La Parte C consente al consorzio di illustrare le ragioni che inducono alla richiesta dei fondi comunitari per la realizzazione el progetto. È strutturato in maniera tale da assicurare che i proponenti forniscano informazioni puntuali sulla base dei criteri di valutazione rimanenti (ovvero tutti tranne “qualità ed innovazione S&T”), ma è importante ricordare che il valutatore esprimerà un giudizio che trascende la singola parte C, che tenderà a considerare e bilanciare avendo presente l’impostazione complessiva del progetto, le sue finalità, le sue ragioni, i risultati complessivi che potrà produrre.

Questo suggerisce che una buona stesura della parte C, ma svincolata ed estranea al corpo del progetto (la parte B) risulterà più un danno che un vantaggio in sede di valutazione, e che un importante aspetto da considerare è la coerenza interna dell’intero progetto.

La valutazione dell’aspetto gestionale è condotta sulla base della metodologia usata nella stesura del work-plan, dei CV delle persone chiave impegnate nel progetto e della posizione che ricopre il responsabile del progetto all’interno della organizzazione capofila. Oltre a questo, molto importanti sono le due pagine destinate alla descrizione delle strutture preposte alla gestione ed alle procedure prestabilite.

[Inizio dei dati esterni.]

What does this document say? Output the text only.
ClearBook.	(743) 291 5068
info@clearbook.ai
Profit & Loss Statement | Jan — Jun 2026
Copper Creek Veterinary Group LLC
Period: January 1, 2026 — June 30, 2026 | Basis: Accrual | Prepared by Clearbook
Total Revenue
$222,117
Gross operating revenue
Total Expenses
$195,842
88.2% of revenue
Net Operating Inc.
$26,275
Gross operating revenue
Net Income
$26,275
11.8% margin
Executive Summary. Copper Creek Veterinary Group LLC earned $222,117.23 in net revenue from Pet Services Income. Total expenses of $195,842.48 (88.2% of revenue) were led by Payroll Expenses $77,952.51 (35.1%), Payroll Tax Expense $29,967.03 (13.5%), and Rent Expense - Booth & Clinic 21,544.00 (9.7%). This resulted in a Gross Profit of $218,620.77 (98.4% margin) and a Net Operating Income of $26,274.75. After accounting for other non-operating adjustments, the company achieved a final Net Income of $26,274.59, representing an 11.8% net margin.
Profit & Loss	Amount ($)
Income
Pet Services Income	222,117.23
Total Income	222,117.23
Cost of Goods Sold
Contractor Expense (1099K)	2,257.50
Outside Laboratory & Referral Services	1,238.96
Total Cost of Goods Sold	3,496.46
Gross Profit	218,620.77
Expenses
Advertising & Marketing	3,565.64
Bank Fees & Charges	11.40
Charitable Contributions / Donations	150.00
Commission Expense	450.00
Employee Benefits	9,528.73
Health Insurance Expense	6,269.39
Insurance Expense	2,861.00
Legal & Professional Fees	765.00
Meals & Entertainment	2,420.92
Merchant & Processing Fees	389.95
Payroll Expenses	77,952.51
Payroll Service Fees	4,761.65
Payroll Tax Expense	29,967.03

Allo stesso modo, la valutazione dei piani di utilizzo e/o diffusione dei risultati di progetto (Exploitation and Dissemination Plan) si gioca in gran parte sull’evidenza dei ruoli ricoperti da ciascun partner nelle attività necessarie, alla competenza dei soggetti/enti responsabili ed alla chiara definizione dei risultati di cui sono responsabili.